North Carolina state government’s reserves are in the best condition they’ve seen this century. This means the Tar Heel State is one of a handful that could survive a recession without raising taxes or cutting services immediately.
That’s one conclusion of the latest Fiscal 50, an annual state-by-state review of public finances from the Pew Charitable Trusts. The report looks at revenue, spending, employment, long-term retirement funding, and debt.
The report found North Carolina’s government could run for roughly a month — 30.4 days — on reserve funding alone. That ranks 10th nationally, behind (in descending order) Alaska, Wyoming, Texas, West Virginia, Idaho, Indiana, Alabama, Minnesota, and Washington.
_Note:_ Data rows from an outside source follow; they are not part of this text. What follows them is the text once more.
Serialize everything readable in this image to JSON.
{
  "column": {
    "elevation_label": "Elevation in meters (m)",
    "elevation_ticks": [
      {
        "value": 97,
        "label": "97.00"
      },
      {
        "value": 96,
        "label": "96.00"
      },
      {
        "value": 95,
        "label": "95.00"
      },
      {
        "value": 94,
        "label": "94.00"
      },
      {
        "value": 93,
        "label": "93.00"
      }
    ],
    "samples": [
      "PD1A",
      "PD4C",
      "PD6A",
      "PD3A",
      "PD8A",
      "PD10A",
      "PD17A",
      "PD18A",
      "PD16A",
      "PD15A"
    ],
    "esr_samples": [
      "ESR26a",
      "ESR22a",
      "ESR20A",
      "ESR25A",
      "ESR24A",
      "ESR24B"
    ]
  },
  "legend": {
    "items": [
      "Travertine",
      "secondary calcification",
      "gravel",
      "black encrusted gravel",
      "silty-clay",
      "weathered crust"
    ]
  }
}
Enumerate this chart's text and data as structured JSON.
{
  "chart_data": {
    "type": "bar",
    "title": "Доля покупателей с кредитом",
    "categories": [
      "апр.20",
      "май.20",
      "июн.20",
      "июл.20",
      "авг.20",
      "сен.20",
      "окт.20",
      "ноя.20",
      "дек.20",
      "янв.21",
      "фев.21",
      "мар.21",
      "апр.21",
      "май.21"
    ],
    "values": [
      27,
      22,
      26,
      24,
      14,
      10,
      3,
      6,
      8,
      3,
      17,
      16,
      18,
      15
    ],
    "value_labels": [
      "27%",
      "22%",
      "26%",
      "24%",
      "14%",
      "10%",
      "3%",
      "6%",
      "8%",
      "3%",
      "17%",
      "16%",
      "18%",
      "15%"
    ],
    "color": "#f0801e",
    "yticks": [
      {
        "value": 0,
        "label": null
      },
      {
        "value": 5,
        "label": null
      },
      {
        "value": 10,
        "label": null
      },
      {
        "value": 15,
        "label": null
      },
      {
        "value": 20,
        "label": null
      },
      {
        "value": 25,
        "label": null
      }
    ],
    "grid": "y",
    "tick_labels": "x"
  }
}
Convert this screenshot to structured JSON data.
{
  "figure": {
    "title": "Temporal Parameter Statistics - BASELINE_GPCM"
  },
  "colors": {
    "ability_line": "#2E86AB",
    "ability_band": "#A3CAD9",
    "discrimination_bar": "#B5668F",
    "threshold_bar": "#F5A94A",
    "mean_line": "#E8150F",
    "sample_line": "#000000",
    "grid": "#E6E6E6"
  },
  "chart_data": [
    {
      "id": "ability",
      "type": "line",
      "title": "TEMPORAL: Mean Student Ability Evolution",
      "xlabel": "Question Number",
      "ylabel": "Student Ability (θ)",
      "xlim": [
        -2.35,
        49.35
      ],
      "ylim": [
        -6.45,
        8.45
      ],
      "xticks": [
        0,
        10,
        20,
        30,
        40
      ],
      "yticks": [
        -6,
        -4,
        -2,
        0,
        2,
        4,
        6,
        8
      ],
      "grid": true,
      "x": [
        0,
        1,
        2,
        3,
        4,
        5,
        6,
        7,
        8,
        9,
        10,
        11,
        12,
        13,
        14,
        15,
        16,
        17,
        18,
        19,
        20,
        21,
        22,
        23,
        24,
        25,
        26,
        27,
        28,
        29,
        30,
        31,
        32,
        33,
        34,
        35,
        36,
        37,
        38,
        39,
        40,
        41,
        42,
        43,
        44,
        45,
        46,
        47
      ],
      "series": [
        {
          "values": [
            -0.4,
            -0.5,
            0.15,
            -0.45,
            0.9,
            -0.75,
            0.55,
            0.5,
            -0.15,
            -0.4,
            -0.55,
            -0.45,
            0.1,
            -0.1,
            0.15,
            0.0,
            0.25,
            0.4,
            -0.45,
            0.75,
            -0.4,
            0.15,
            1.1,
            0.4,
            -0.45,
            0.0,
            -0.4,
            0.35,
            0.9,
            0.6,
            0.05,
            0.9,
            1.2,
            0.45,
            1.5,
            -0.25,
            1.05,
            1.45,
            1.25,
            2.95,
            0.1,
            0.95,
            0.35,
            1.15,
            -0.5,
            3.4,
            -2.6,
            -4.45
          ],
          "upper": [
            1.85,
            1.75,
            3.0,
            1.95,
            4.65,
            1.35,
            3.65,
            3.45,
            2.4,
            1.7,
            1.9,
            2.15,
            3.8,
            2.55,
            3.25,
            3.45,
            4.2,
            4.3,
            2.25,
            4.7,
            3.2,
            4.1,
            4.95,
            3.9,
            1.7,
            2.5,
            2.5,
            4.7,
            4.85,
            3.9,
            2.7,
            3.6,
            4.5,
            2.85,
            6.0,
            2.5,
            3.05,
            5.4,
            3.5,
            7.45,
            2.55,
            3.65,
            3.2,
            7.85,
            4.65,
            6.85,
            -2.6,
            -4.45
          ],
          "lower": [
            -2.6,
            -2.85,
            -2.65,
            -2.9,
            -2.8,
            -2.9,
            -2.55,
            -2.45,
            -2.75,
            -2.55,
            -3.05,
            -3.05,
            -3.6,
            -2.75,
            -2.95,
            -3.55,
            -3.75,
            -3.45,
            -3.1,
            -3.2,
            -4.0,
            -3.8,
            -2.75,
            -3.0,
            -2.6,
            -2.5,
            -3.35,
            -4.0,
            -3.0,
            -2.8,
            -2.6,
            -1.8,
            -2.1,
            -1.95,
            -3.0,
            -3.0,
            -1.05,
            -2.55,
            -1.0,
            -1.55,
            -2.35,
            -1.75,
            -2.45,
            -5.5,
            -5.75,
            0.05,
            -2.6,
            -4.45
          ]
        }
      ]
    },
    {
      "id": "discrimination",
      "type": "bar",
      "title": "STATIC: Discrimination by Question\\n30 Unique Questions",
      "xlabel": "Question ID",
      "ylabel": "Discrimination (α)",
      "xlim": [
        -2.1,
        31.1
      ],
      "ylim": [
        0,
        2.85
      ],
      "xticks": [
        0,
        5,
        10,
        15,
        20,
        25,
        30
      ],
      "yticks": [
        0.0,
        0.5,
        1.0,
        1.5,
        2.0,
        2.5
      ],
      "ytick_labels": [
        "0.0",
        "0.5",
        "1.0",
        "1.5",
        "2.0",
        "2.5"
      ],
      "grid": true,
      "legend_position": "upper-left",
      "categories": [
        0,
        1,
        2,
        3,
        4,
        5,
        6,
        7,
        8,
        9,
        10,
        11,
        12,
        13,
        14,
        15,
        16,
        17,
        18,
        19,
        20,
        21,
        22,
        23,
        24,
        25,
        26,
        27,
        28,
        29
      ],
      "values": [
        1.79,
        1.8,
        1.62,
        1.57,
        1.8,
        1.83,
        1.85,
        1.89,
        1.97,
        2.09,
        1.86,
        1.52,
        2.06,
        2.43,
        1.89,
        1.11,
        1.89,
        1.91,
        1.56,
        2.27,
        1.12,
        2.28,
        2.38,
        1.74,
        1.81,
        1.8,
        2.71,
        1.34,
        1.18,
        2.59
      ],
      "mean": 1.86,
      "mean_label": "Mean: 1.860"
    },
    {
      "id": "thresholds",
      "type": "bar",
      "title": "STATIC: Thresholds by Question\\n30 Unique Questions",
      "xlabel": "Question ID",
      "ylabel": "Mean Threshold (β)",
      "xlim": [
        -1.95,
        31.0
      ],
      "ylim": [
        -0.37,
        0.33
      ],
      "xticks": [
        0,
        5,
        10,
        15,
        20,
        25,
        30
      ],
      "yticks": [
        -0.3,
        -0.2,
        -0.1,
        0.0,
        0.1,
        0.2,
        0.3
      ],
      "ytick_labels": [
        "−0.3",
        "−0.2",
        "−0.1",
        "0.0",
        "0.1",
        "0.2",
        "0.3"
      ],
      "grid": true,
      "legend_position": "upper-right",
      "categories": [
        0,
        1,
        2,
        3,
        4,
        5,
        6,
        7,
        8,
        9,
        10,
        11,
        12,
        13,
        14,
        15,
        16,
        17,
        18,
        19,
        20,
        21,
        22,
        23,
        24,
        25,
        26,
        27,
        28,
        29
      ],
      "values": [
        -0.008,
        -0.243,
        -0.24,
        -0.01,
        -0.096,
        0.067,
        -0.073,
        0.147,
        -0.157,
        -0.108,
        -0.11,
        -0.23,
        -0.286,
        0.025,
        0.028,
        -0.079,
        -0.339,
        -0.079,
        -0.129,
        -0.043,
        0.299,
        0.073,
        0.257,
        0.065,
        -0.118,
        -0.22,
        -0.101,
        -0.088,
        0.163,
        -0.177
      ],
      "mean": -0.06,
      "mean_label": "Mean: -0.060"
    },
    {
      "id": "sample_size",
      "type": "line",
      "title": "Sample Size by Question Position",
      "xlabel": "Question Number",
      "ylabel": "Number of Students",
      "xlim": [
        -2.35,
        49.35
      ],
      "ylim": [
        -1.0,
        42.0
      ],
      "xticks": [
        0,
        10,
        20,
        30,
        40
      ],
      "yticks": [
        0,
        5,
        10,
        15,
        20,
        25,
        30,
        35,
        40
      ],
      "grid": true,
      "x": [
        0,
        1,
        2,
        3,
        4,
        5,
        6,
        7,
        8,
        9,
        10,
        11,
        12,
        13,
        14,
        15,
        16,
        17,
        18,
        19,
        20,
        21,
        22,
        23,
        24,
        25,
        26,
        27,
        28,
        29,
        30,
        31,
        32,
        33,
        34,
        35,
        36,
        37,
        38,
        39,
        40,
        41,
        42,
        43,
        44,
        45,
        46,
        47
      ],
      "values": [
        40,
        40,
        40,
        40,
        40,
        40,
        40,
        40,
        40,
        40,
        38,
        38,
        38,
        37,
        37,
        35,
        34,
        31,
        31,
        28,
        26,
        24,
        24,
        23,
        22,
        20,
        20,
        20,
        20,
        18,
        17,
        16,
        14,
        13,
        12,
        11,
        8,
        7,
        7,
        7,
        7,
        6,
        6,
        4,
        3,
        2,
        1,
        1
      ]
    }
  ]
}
It also noted that North Carolina is one of 26 states with rainy day funds that are bigger now than they were before the Great Recession.
At 8.3 percent of the state’s General Fund, or $1.8 billion, North Carolina’s reserves are at a record level.
In April, Gov. Roy Cooper signed into law House Bill 7, a measure setting aside 15 percent of growth in General Fund revenues each year to state reserves. The measure, which passed the General Assembly nearly unanimously, also bolstered the rules preventing lawmakers from dipping into savings during normal budget cycles.
Pew Charitable Trust officials last fall cited North Carolina as the nation’s only state with rules that follow the organization’s best practices for “budget stabilization” or rainy day funds.